John Rose Putnam considers genres:
I am a simple man. With books I recognize two types, good and bad, and two genres, fiction and non-fiction. What else does one need to know? Frankly all these different genres in vogue today seem like so many books neatly stacked into a multitude of boxes and crammed in a giant warehouse somewhere deep in the middle of nowhere.
Woodfin say this enormity of genres helps readers find the books they want. But I wonder if it doesn’t limit their choice instead, especially if readers only look in box, one narrow genre, for reading material. That is a lot like touring the town you live in and calling it a vacation.

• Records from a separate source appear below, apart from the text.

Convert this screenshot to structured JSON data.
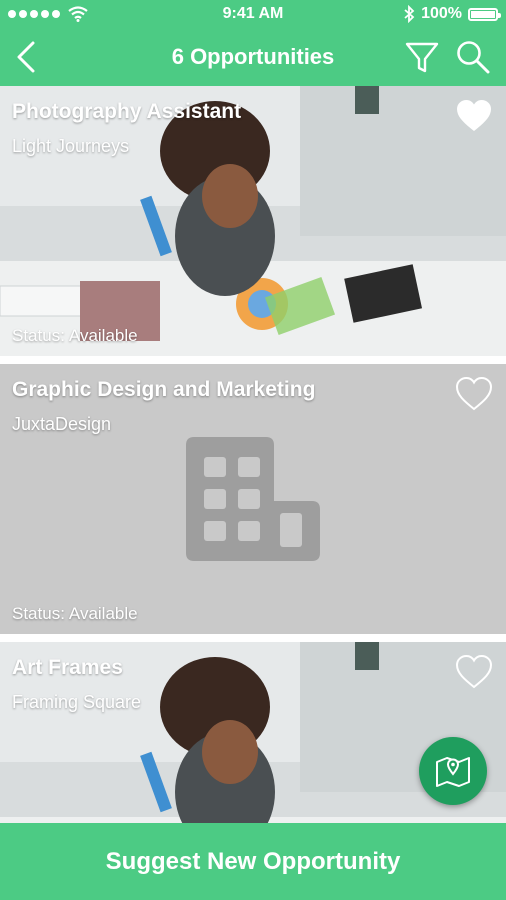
{
  "status_bar": {
    "time": "9:41 AM",
    "battery": "100%",
    "icons": [
      "signal-dots-icon",
      "wifi-icon",
      "bluetooth-icon",
      "battery-icon"
    ]
  },
  "header": {
    "title": "6 Opportunities",
    "icons": [
      "back-chevron-icon",
      "filter-icon",
      "search-icon"
    ]
  },
  "opportunities": [
    {
      "title": "Photography Assistant",
      "organization": "Light Journeys",
      "status_label": "Status:",
      "status_value": "Available",
      "favorited": true,
      "image": "office-photo"
    },
    {
      "title": "Graphic Design and Marketing",
      "organization": "JuxtaDesign",
      "status_label": "Status:",
      "status_value": "Available",
      "favorited": false,
      "image": "building-placeholder-icon"
    },
    {
      "title": "Art Frames",
      "organization": "Framing Square",
      "favorited": false,
      "image": "office-photo"
    }
  ],
  "map_button": {
    "icon": "map-pin-icon"
  },
  "bottom_bar": {
    "label": "Suggest New Opportunity"
  },
  "colors": {
    "brand_green": "#4ccb84",
    "fab_green": "#1f9e5e",
    "placeholder_gray": "#c9c9c9",
    "placeholder_icon": "#9e9e9e"
  }
}
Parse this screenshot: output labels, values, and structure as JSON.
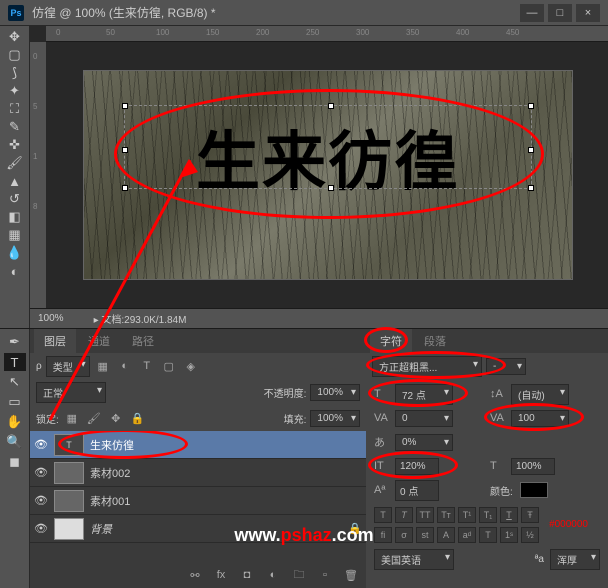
{
  "title": "仿徨 @ 100% (生来仿徨, RGB/8) *",
  "canvas_text": "生来彷徨",
  "status": {
    "zoom": "100%",
    "doc": "文档:293.0K/1.84M"
  },
  "ruler_h": [
    "0",
    "50",
    "100",
    "150",
    "200",
    "250",
    "300",
    "350",
    "400",
    "450"
  ],
  "ruler_v": [
    "0",
    "5",
    "1",
    "8"
  ],
  "layers_panel": {
    "tabs": [
      "图层",
      "通道",
      "路径"
    ],
    "kind_label": "类型",
    "blend": "正常",
    "opacity_label": "不透明度:",
    "opacity": "100%",
    "lock_label": "锁定:",
    "fill_label": "填充:",
    "fill": "100%",
    "layers": [
      {
        "name": "生来仿徨",
        "type": "T",
        "active": true
      },
      {
        "name": "素材002",
        "type": "img"
      },
      {
        "name": "素材001",
        "type": "img"
      },
      {
        "name": "背景",
        "type": "bg",
        "locked": true
      }
    ]
  },
  "char_panel": {
    "tabs": [
      "字符",
      "段落"
    ],
    "font": "方正超粗黑...",
    "size_label": "T",
    "size": "72 点",
    "leading_label": "A",
    "leading": "(自动)",
    "kerning_label": "VA",
    "kerning": "0",
    "tracking_label": "VA",
    "tracking": "100",
    "baseline_label": "あ",
    "baseline": "0%",
    "vscale_label": "T",
    "vscale": "120%",
    "hscale_label": "T",
    "hscale": "100%",
    "shift_label": "Aa",
    "shift": "0 点",
    "color_label": "颜色:",
    "lang": "美国英语",
    "aa": "浑厚"
  },
  "hex": "#000000",
  "watermark": {
    "p1": "www.",
    "p2": "pshaz",
    "p3": ".com"
  }
}
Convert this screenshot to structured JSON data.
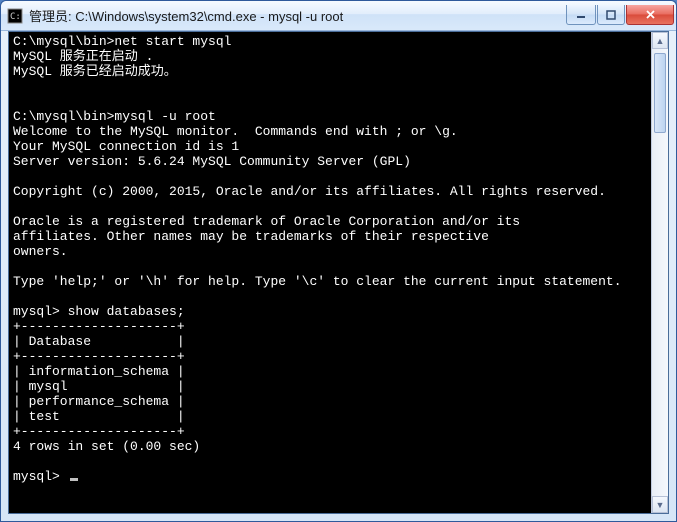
{
  "window": {
    "title": "管理员: C:\\Windows\\system32\\cmd.exe - mysql  -u root"
  },
  "terminal": {
    "prompt1": "C:\\mysql\\bin>",
    "cmd1": "net start mysql",
    "line_starting": "MySQL 服务正在启动 .",
    "line_started": "MySQL 服务已经启动成功。",
    "blank": "",
    "prompt2": "C:\\mysql\\bin>",
    "cmd2": "mysql -u root",
    "welcome": "Welcome to the MySQL monitor.  Commands end with ; or \\g.",
    "conn_id": "Your MySQL connection id is 1",
    "server_ver": "Server version: 5.6.24 MySQL Community Server (GPL)",
    "copyright": "Copyright (c) 2000, 2015, Oracle and/or its affiliates. All rights reserved.",
    "oracle1": "Oracle is a registered trademark of Oracle Corporation and/or its",
    "oracle2": "affiliates. Other names may be trademarks of their respective",
    "oracle3": "owners.",
    "help": "Type 'help;' or '\\h' for help. Type '\\c' to clear the current input statement.",
    "mysql_prompt": "mysql> ",
    "query": "show databases;",
    "tbl_hr": "+--------------------+",
    "tbl_header": "| Database           |",
    "tbl_row1": "| information_schema |",
    "tbl_row2": "| mysql              |",
    "tbl_row3": "| performance_schema |",
    "tbl_row4": "| test               |",
    "rows_msg": "4 rows in set (0.00 sec)"
  }
}
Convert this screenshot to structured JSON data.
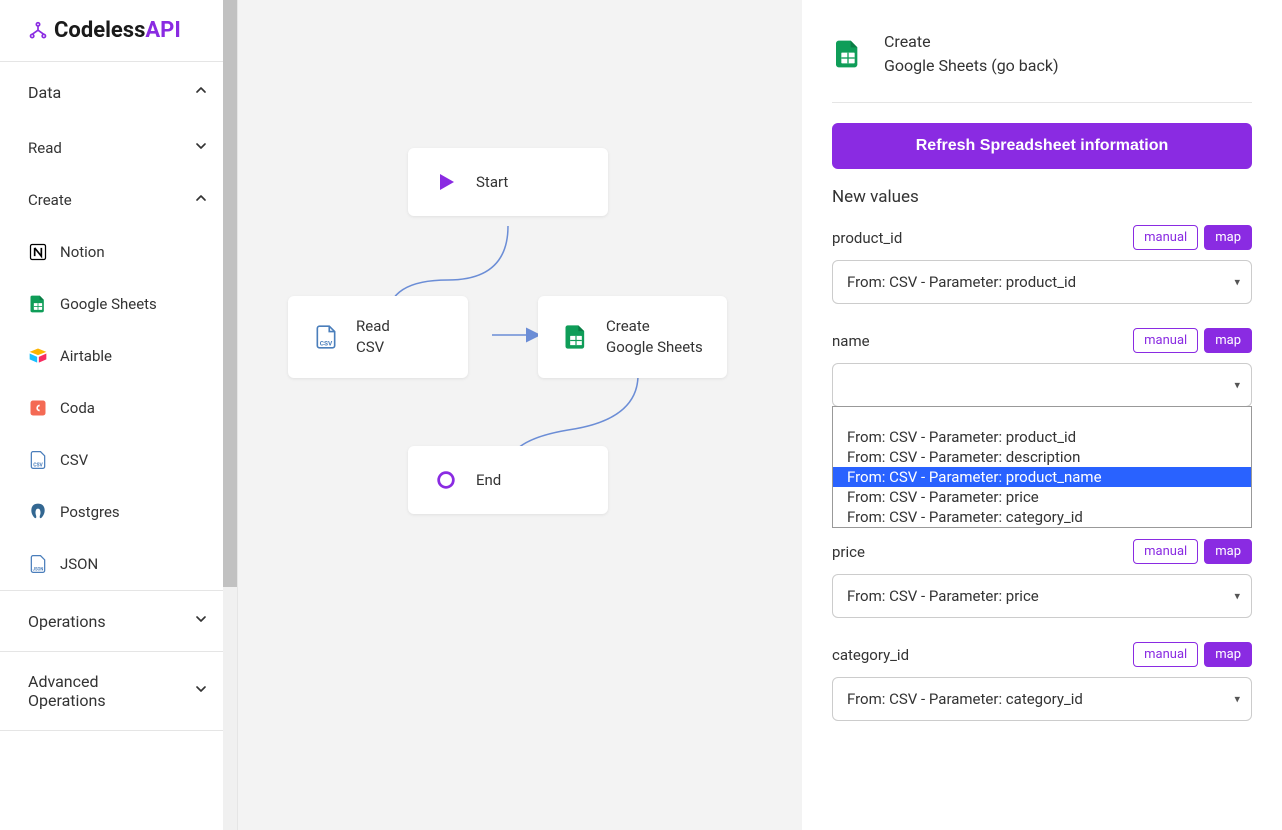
{
  "brand": {
    "name_prefix": "Codeless",
    "name_suffix": "API"
  },
  "sidebar": {
    "data_label": "Data",
    "read_label": "Read",
    "create_label": "Create",
    "create_items": [
      {
        "label": "Notion"
      },
      {
        "label": "Google Sheets"
      },
      {
        "label": "Airtable"
      },
      {
        "label": "Coda"
      },
      {
        "label": "CSV"
      },
      {
        "label": "Postgres"
      },
      {
        "label": "JSON"
      }
    ],
    "operations_label": "Operations",
    "advanced_label": "Advanced Operations"
  },
  "canvas": {
    "start_label": "Start",
    "read_csv_line1": "Read",
    "read_csv_line2": "CSV",
    "create_gs_line1": "Create",
    "create_gs_line2": "Google Sheets",
    "end_label": "End"
  },
  "panel": {
    "header_title": "Create",
    "header_subtitle": "Google Sheets (go back)",
    "refresh_label": "Refresh Spreadsheet information",
    "new_values_label": "New values",
    "manual_label": "manual",
    "map_label": "map",
    "fields": [
      {
        "name": "product_id",
        "value": "From: CSV - Parameter: product_id"
      },
      {
        "name": "name",
        "value": ""
      },
      {
        "name": "price",
        "value": "From: CSV - Parameter: price"
      },
      {
        "name": "category_id",
        "value": "From: CSV - Parameter: category_id"
      }
    ],
    "dropdown_options": [
      "From: CSV - Parameter: product_id",
      "From: CSV - Parameter: description",
      "From: CSV - Parameter: product_name",
      "From: CSV - Parameter: price",
      "From: CSV - Parameter: category_id"
    ],
    "dropdown_selected_index": 2
  }
}
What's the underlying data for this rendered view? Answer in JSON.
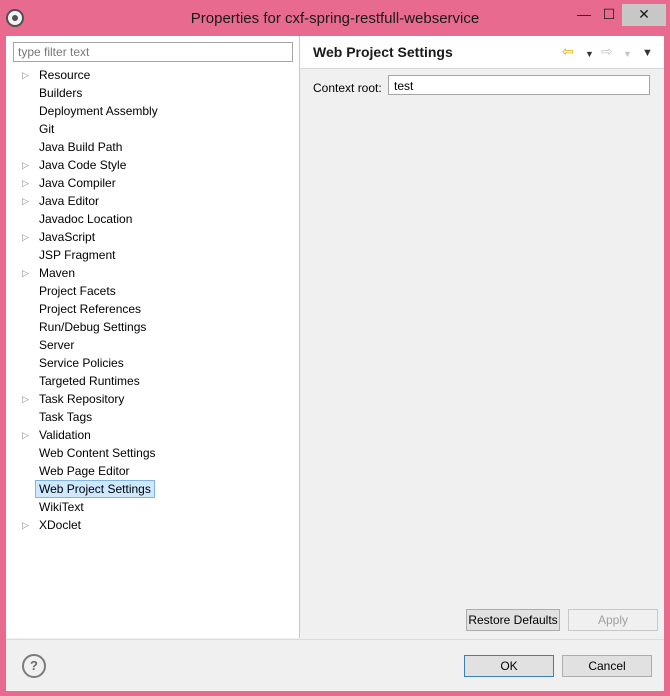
{
  "window": {
    "title": "Properties for cxf-spring-restfull-webservice",
    "minimize_glyph": "—",
    "maximize_glyph": "☐",
    "close_glyph": "✕"
  },
  "filter": {
    "placeholder": "type filter text"
  },
  "tree": {
    "items": [
      {
        "label": "Resource",
        "expandable": true
      },
      {
        "label": "Builders",
        "expandable": false
      },
      {
        "label": "Deployment Assembly",
        "expandable": false
      },
      {
        "label": "Git",
        "expandable": false
      },
      {
        "label": "Java Build Path",
        "expandable": false
      },
      {
        "label": "Java Code Style",
        "expandable": true
      },
      {
        "label": "Java Compiler",
        "expandable": true
      },
      {
        "label": "Java Editor",
        "expandable": true
      },
      {
        "label": "Javadoc Location",
        "expandable": false
      },
      {
        "label": "JavaScript",
        "expandable": true
      },
      {
        "label": "JSP Fragment",
        "expandable": false
      },
      {
        "label": "Maven",
        "expandable": true
      },
      {
        "label": "Project Facets",
        "expandable": false
      },
      {
        "label": "Project References",
        "expandable": false
      },
      {
        "label": "Run/Debug Settings",
        "expandable": false
      },
      {
        "label": "Server",
        "expandable": false
      },
      {
        "label": "Service Policies",
        "expandable": false
      },
      {
        "label": "Targeted Runtimes",
        "expandable": false
      },
      {
        "label": "Task Repository",
        "expandable": true
      },
      {
        "label": "Task Tags",
        "expandable": false
      },
      {
        "label": "Validation",
        "expandable": true
      },
      {
        "label": "Web Content Settings",
        "expandable": false
      },
      {
        "label": "Web Page Editor",
        "expandable": false
      },
      {
        "label": "Web Project Settings",
        "expandable": false,
        "selected": true
      },
      {
        "label": "WikiText",
        "expandable": false
      },
      {
        "label": "XDoclet",
        "expandable": true
      }
    ]
  },
  "page": {
    "title": "Web Project Settings",
    "context_root_label": "Context root:",
    "context_root_value": "test",
    "restore_defaults": "Restore Defaults",
    "apply": "Apply"
  },
  "nav": {
    "back_glyph": "⇦",
    "forward_glyph": "⇨",
    "menu_glyph": "▼"
  },
  "footer": {
    "help_glyph": "?",
    "ok": "OK",
    "cancel": "Cancel"
  },
  "colors": {
    "titlebar": "#e96a8f",
    "selection": "#cde8ff",
    "back_arrow": "#e3a700"
  }
}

I’m no bookseller, but last I heard genres were primarily a marketing tool. I agree with John’s frustration as a writer, though: I don’t want to try to categorise my writing, I write cross-genre, or, stuff, or, ah just read it. But the reality of having a surfeit of reading material is that readers do need some way of pre-selecting what they want to read, regardless of whether this limits their exposure to new material.
eg. “Ah, I have always read SF, so give me more of that kthxbai.”
John’s primary solution, browsing indiscriminately, is offered by good bookstores: having an excellent (and inevitably independent) bookstore is an exercise in exploration and discovery. I rarely go into a bookstore looking for a specific book – that’s what online retail is for; rather, I go into a bookstore to discover the new.
But…but they still use genres in the bookstore. What to do!?